Prof. W. Boyd Dawkins said that he would only take up at that late hour, one of the many points raised by Prof. Keith–the age of the Piltdown deposit. It was clearly proved to be later than the Pliocene by the presence of an antler of red deer (Cervus elaphus ), a species unknown in the Pliocene of Europe, and abundant in the Pleistocene and later strata. He agreed with the Authors of the paper in their conclusion that the deposit belongs to an early stage of the Pleistocene Epoch.

[99] Prof. A. S. Underwood said that he would confine his remarks to the two molars and the socket of the third molar in the Piltdown mandible.
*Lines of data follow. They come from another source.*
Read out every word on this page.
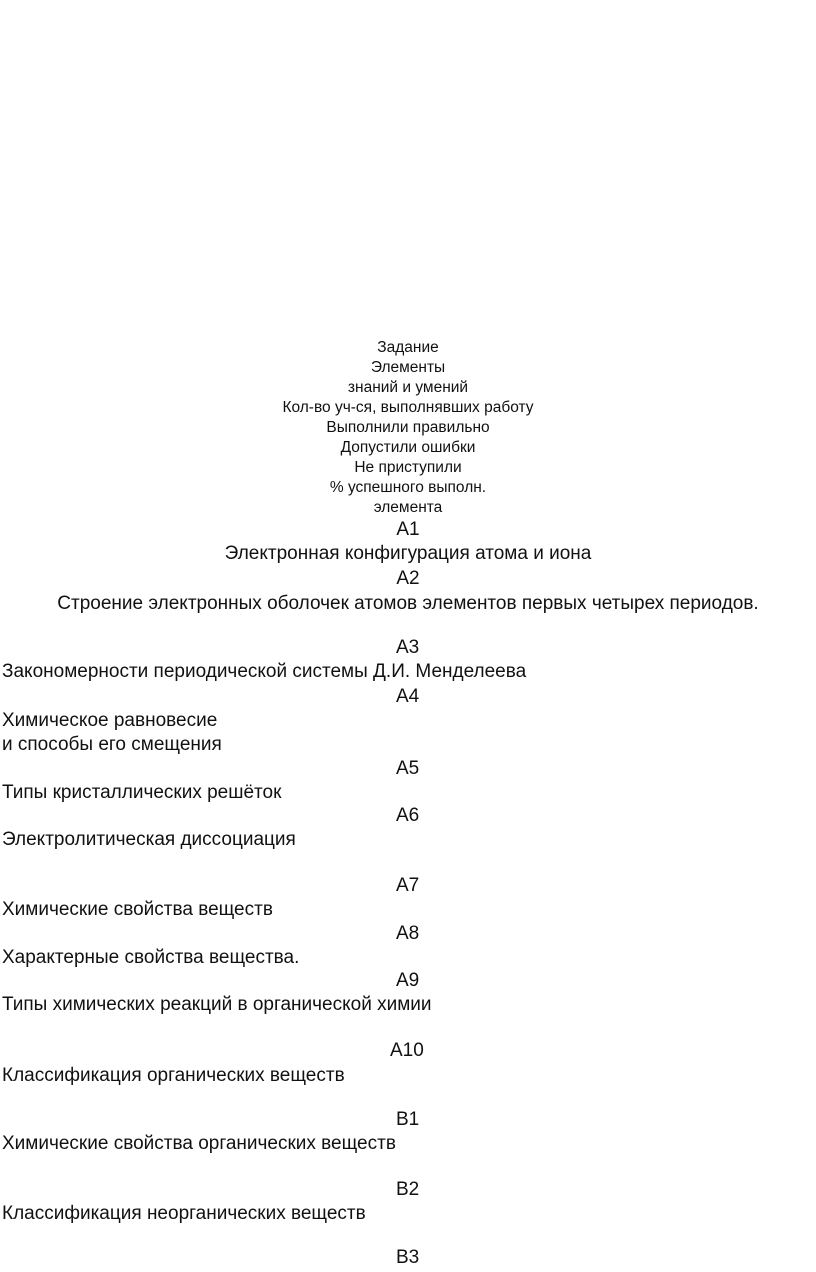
Задание
Элементы
знаний и умений
Кол-во уч-ся, выполнявших работу
Выполнили правильно
Допустили ошибки
Не приступили
% успешного выполн.
элемента
А1
Электронная конфигурация атома и иона
А2
Строение электронных оболочек атомов элементов первых четырех периодов.
А3
Закономерности периодической системы Д.И. Менделеева
А4
Химическое равновесие
и способы его смещения
А5
Типы кристаллических решёток
А6
Электролитическая диссоциация
А7
Химические свойства веществ
А8
Характерные свойства вещества.
А9
Типы химических реакций в органической химии
А10
Классификация органических веществ
В1
Химические свойства органических веществ
В2
Классификация неорганических веществ
В3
He had been prepared to show the radiograph at the Royal College of Surgeons in the summer, but Prof. Keith had been unable to place a lantern at his disposal. The two molars were worn down by use, to such an extent that it was impossible that the individual could have been less than 30 years of age, probably a good deal more. The sockets of the third molar were not those of an erupting tooth, the roots had been quite completed, and the tooth was in its final position at death. This was very plainly shown in the radiograph. Had the third molar been erupting or about to erupt, the roots could not have been on a plane with those of the other molars.

Mr. C. Dawson thanked the Fellows for their kind reception of the paper. He specially wished to record the thanks of the Authors to Mr. George M. Maryon-Wilson (the Lord of the Manor) and his tenant, Mr. Robert Kenward, for their kind permission to make excavations in the gravel-bed at Piltdown.

Dr. A. Smith Woodward and Prof. G. Elliot Smith also briefly replied.